It's spooky season! We've collected your stories about the scary situations that made your hair stand on end.
Story 1
It was Friday evening. I just wanted to test a small change, added two lines, and accidentally hit Publish instead of Build.
Production updated instantly. Users, too, instantly started reporting bugs.
I closed my laptop and pretended the internet didn’t exist anymore😅
Story 2
There was an old project with dozens of global variables. One of them controlled licensing. Nobody knew how. No documentation, just a comment:
// Don’t touch. Ever.Someone renamed it “for readability.” The server never started again. No one could explain why.
Story 3
The bug only happened on the client side, not ours. I enabled detailed logging to find out what was wrong.
Got 12 gigabytes of logs.
Not a single error message. Only my debug statements.
And after enabling logging, the bug disappeared.
Story 4
The morning after release, the server was on its knees. CPU usage — 100%. Turned out I’d written a recursive call that worked fine in tests with 10 records. Production had 50,000. Since then, I flinch every time I see the word foreach.
Story 5
Every night, exactly at midnight, the app crashed.

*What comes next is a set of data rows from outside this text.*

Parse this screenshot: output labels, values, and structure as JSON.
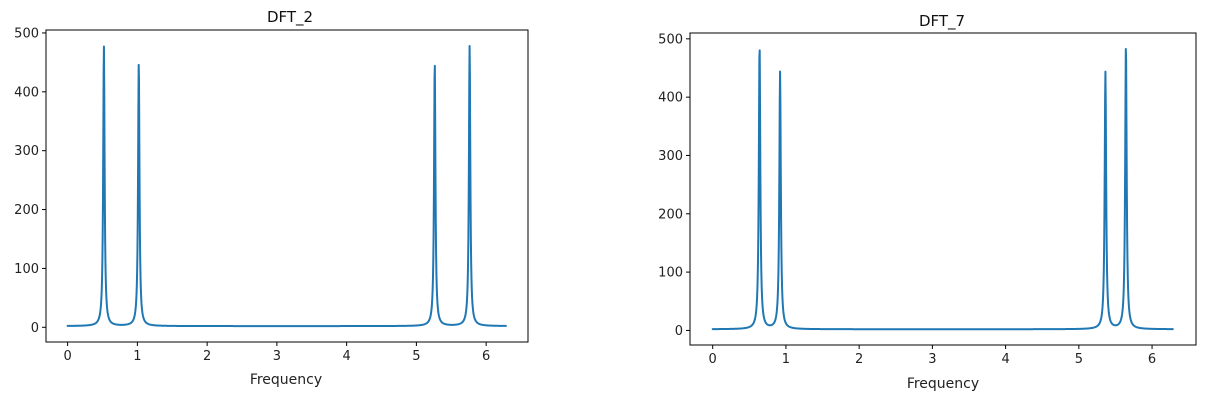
{
  "chart_data": [
    {
      "type": "line",
      "title": "DFT_2",
      "xlabel": "Frequency",
      "ylabel": "",
      "xlim": [
        -0.31,
        6.6
      ],
      "ylim": [
        -25,
        505
      ],
      "xticks": [
        "0",
        "1",
        "2",
        "3",
        "4",
        "5",
        "6"
      ],
      "yticks": [
        "0",
        "100",
        "200",
        "300",
        "400",
        "500"
      ],
      "grid": false,
      "color": "#1f77b4",
      "x_range": [
        0,
        6.2832
      ],
      "baseline": 2,
      "peaks": [
        {
          "x": 0.52,
          "y": 478
        },
        {
          "x": 1.02,
          "y": 450
        },
        {
          "x": 5.263,
          "y": 450
        },
        {
          "x": 5.763,
          "y": 478
        }
      ]
    },
    {
      "type": "line",
      "title": "DFT_7",
      "xlabel": "Frequency",
      "ylabel": "",
      "xlim": [
        -0.31,
        6.6
      ],
      "ylim": [
        -25,
        510
      ],
      "xticks": [
        "0",
        "1",
        "2",
        "3",
        "4",
        "5",
        "6"
      ],
      "yticks": [
        "0",
        "100",
        "200",
        "300",
        "400",
        "500"
      ],
      "grid": false,
      "color": "#1f77b4",
      "x_range": [
        0,
        6.2832
      ],
      "baseline": 2,
      "peaks": [
        {
          "x": 0.64,
          "y": 490
        },
        {
          "x": 0.92,
          "y": 443
        },
        {
          "x": 5.363,
          "y": 443
        },
        {
          "x": 5.643,
          "y": 490
        }
      ]
    }
  ]
}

Turned out someone used DateTime.Now.DayOfYear as an array index with size 365. 🤦♂️🤦♂️
No one accounted for leap years.
Story 6
An intern ran:
DELETE FROM Users WHERE id <> 1;Only he did it in production. And id = 1 belonged to the sysadmin. Five minutes later, 300 employees no longer had accounts.
Story 7
After a library update, everything worked flawlessly. No crashes, no errors.
A week later, we found out the app had stopped saving data to the database.
Hidden deep in the code:
except// ignoreend;The developer who wrote it left years ago. But his spirit still haunts the codebase.
Story 8
I commented out an old piece of code so it wouldn’t interfere. Months later, a colleague “cleaned up the project” and accidentally uncommented it. The code compiled. It worked. Except now, every time we print a report, the CD drive opens.